Hany Dahy, Egypt's minister of transport, says the country is in talks with several Chinese high-speed train makes such as CSR Corp Ltd.

"We are talking about cooperation in various forms, including co-establishing factories or developing technologies together."

The conference in March will likely attract billions of dollars in foreign investment over the nation's planned four-year period to help improve its staggering economy. Egyptian officials have forecast economic growth of 3.8 percent next year.

Mohamed Shaker, Egypt's minister of electricity and energy, says the nation is seeking to cooperate with foreign investors in the energy sector.

"All of these programs will be revealed during the March conference, which deserves the attention of Chinese investors."

Mounir Fakhry Abdel Nour, the minister of industry and trade, says several Egyptian industries, such as mining, textiles and leather, have great potential.

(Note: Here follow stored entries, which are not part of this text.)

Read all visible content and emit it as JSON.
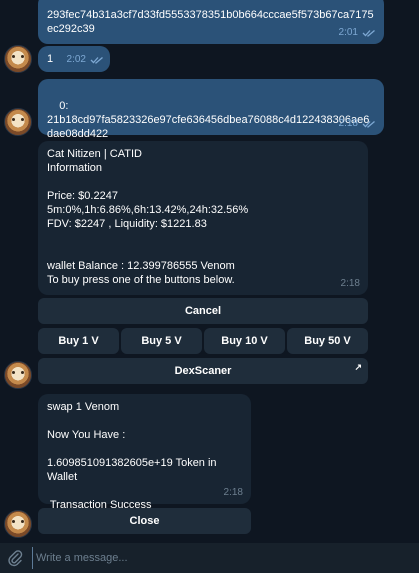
{
  "messages": {
    "hash_tail": {
      "text": "293fec74b31a3cf7d33fd5553378351b0b664cccae5f573b67ca7175ec292c39",
      "time": "2:01"
    },
    "one": {
      "text": "1",
      "time": "2:02"
    },
    "zero_hash": {
      "text": "0:\n21b18cd97fa5823326e97cfe636456dbea76088c4d122438306ae6dae08dd422",
      "time": "2:18"
    },
    "info": {
      "title": "Cat Nitizen | CATID",
      "subtitle": "Information",
      "price": "Price: $0.2247",
      "changes": "5m:0%,1h:6.86%,6h:13.42%,24h:32.56%",
      "fdv": "FDV: $2247 , Liquidity: $1221.83",
      "wallet": "wallet Balance : 12.399786555 Venom",
      "instruction": "To buy press one of the buttons below.",
      "time": "2:18"
    },
    "swap": {
      "line1": "swap 1 Venom",
      "line2": "Now You Have :",
      "line3": "1.609851091382605e+19 Token in Wallet",
      "line4": " Transaction Success",
      "time": "2:18"
    }
  },
  "buttons": {
    "cancel": "Cancel",
    "buy1": "Buy 1 V",
    "buy5": "Buy 5 V",
    "buy10": "Buy 10 V",
    "buy50": "Buy 50 V",
    "dexscaner": "DexScaner",
    "close": "Close"
  },
  "composer": {
    "placeholder": "Write a message..."
  },
  "colors": {
    "background": "#0e1621",
    "outgoing_bubble": "#2b5278",
    "incoming_bubble": "#182533",
    "inline_button": "#1f2d3b",
    "read_check": "#7da8d3"
  }
}
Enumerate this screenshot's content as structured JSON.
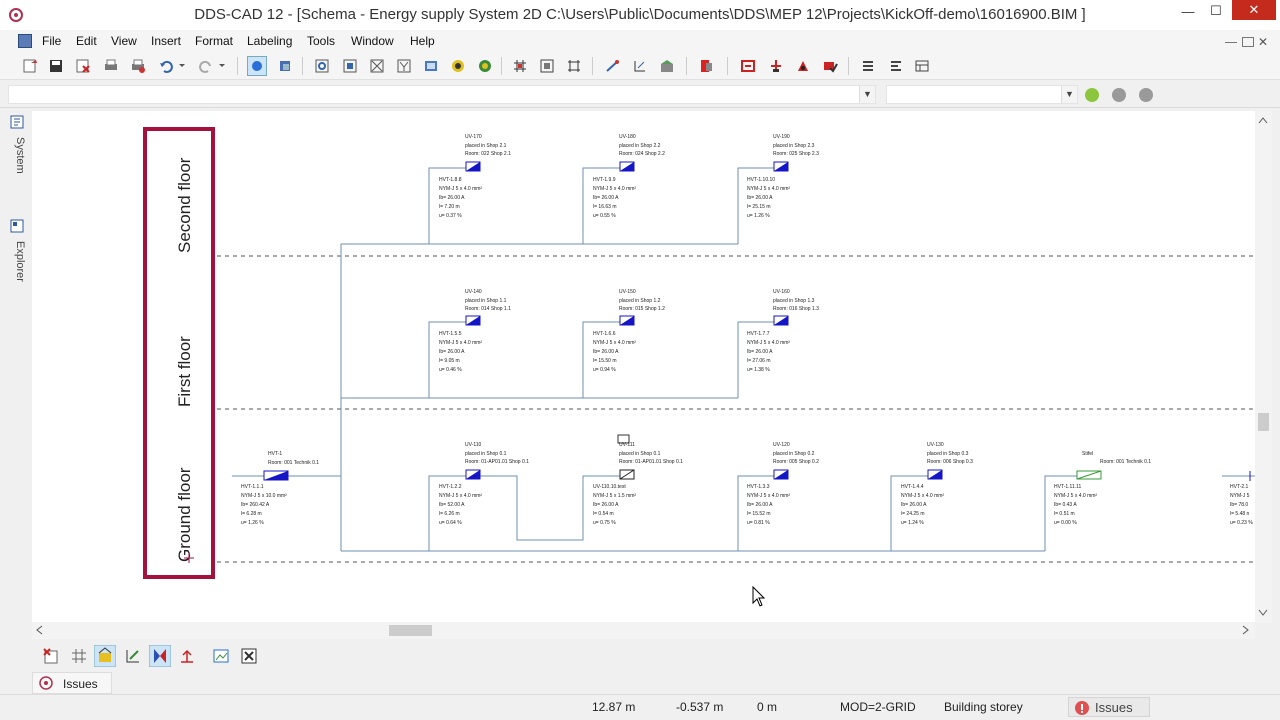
{
  "window": {
    "title": "DDS-CAD 12 - [Schema - Energy supply System  2D  C:\\Users\\Public\\Documents\\DDS\\MEP 12\\Projects\\KickOff-demo\\16016900.BIM ]"
  },
  "menu": [
    "File",
    "Edit",
    "View",
    "Insert",
    "Format",
    "Labeling",
    "Tools",
    "Window",
    "Help"
  ],
  "side_tabs": [
    "System",
    "Explorer"
  ],
  "floors": [
    "Second floor",
    "First floor",
    "Ground floor"
  ],
  "main_distributor": {
    "id": "HVT-1",
    "room": "Room: 001 Technik 0.1",
    "lines": [
      "HVT-1.1.1",
      "NYM-J 5 x 10.0 mm²",
      "Ib= 260.42 A",
      "l= 6.28 m",
      "u= 1.26 %"
    ]
  },
  "distributors": [
    {
      "id": "UV-170",
      "placed": "placed in Shop 2.1",
      "room": "Room: 022 Shop 2.1",
      "lines": [
        "HVT-1.8.8",
        "NYM-J 5 x 4.0 mm²",
        "Ib= 26.00 A",
        "l= 7.20 m",
        "u= 0.37 %"
      ]
    },
    {
      "id": "UV-180",
      "placed": "placed in Shop 2.2",
      "room": "Room: 024 Shop 2.2",
      "lines": [
        "HVT-1.9.9",
        "NYM-J 5 x 4.0 mm²",
        "Ib= 26.00 A",
        "l= 16.63 m",
        "u= 0.55 %"
      ]
    },
    {
      "id": "UV-190",
      "placed": "placed in Shop 2.3",
      "room": "Room: 025 Shop 2.3",
      "lines": [
        "HVT-1.10.10",
        "NYM-J 5 x 4.0 mm²",
        "Ib= 26.00 A",
        "l= 25.15 m",
        "u= 1.26 %"
      ]
    },
    {
      "id": "UV-140",
      "placed": "placed in Shop 1.1",
      "room": "Room: 014 Shop 1.1",
      "lines": [
        "HVT-1.5.5",
        "NYM-J 5 x 4.0 mm²",
        "Ib= 26.00 A",
        "l= 9.05 m",
        "u= 0.46 %"
      ]
    },
    {
      "id": "UV-150",
      "placed": "placed in Shop 1.2",
      "room": "Room: 015 Shop 1.2",
      "lines": [
        "HVT-1.6.6",
        "NYM-J 5 x 4.0 mm²",
        "Ib= 26.00 A",
        "l= 15.50 m",
        "u= 0.94 %"
      ]
    },
    {
      "id": "UV-160",
      "placed": "placed in Shop 1.3",
      "room": "Room: 016 Shop 1.3",
      "lines": [
        "HVT-1.7.7",
        "NYM-J 5 x 4.0 mm²",
        "Ib= 26.00 A",
        "l= 27.06 m",
        "u= 1.38 %"
      ]
    },
    {
      "id": "UV-110",
      "placed": "placed in Shop 0.1",
      "room": "Room: 01-AP01.01 Shop 0.1",
      "lines": [
        "HVT-1.2.2",
        "NYM-J 5 x 4.0 mm²",
        "Ib= 52.00 A",
        "l= 6.26 m",
        "u= 0.64 %"
      ]
    },
    {
      "id": "UV-111",
      "placed": "placed in Shop 0.1",
      "room": "Room: 01-AP01.01 Shop 0.1",
      "lines": [
        "UV-110.10.test",
        "NYM-J 5 x 1.5 mm²",
        "Ib= 26.00 A",
        "l= 0.54 m",
        "u= 0.75 %"
      ]
    },
    {
      "id": "UV-120",
      "placed": "placed in Shop 0.2",
      "room": "Room: 005 Shop 0.2",
      "lines": [
        "HVT-1.3.3",
        "NYM-J 5 x 4.0 mm²",
        "Ib= 26.00 A",
        "l= 15.52 m",
        "u= 0.81 %"
      ]
    },
    {
      "id": "UV-130",
      "placed": "placed in Shop 0.3",
      "room": "Room: 006 Shop 0.3",
      "lines": [
        "HVT-1.4.4",
        "NYM-J 5 x 4.0 mm²",
        "Ib= 26.00 A",
        "l= 24.25 m",
        "u= 1.24 %"
      ]
    },
    {
      "id": "Stifel",
      "placed": "",
      "room": "Room: 001 Technik 0.1",
      "lines": [
        "HVT-1.11.11",
        "NYM-J 5 x 4.0 mm²",
        "Ib= 0.43 A",
        "l= 0.51 m",
        "u= 0.00 %"
      ]
    },
    {
      "id": "",
      "placed": "",
      "room": "",
      "lines": [
        "HVT-2.1",
        "NYM-J 5",
        "Ib= 78.0",
        "l= 5.48 n",
        "u= 0.23 %"
      ]
    }
  ],
  "issues_tab": "Issues",
  "status": {
    "x": "12.87 m",
    "y": "-0.537 m",
    "z": "0 m",
    "mode": "MOD=2-GRID",
    "context": "Building storey",
    "issues": "Issues"
  },
  "colors": {
    "floor_frame": "#a3113c",
    "wire": "#6e8fb5",
    "symbol": "#1515c8",
    "close": "#c42b1c"
  }
}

"These areas are of great appeal for Chinese companies and these areas are also where the Chinese companies' advantages lie. Egypt welcomes Chinese companies to take part in the development of these industries."

Zhang Bin, managing director of China Civil Engineering Construction Corp's Middle East division, says Egypt has a great deal of development potential.

"We are keeping a close eye on investment opportunities in Egypt, which is our backbone in expanding our business to the Middle East," Zhang says.

During the meeting in early December, Dahy emphasized Egypt's aim to become the hub of trade for Africa.

"To realize this target, Egypt has to increase investment in transportation and boost its development. Egypt is currently developing a high-speed rail industry and since China is the biggest high-speed train producer there is great potential for the two countries to cooperate in this area."

China's feats in high-speed rail have been well documented. In about seven years, it developed the world's largest high-speed rail network, covering more than 11,000 kilometers, that in a little more than a year from now will stretch to 18,000 km and 21,000 km by 2020.

During an interview in July, Zheng Changhong, president of CSR Corp Ltd, said taking China's high-speed rail expertise opens up a huge market for Chinese manufacturers.

"More than 50 countries have expressed a desire to acquire technological support from China in developing high-speed rail, and more than a fifth of those countries said they hope they can work with CSR with technology and products," he said at the time. "By 2020 we expect half of CSR's revenue will come from overseas."

Dahy was the head of Egyptian General Petroleum Corp from 2011 until his retirement in 2012. As acting company head, he was one of the authorities responsible for the decision to terminate Egypt's natural gas export contract with Israel.

Dahy says Egypt has geographic advantages that it should take advantage of to become the transport hub of the continent.

"The national government has adopted strategies to revitalize energy, transport, logistics, agriculture, housing, tourism and mining industries. Egypt will become one of the most important destinations on the continent. This certainly will bring many opportunities for Chinese investors."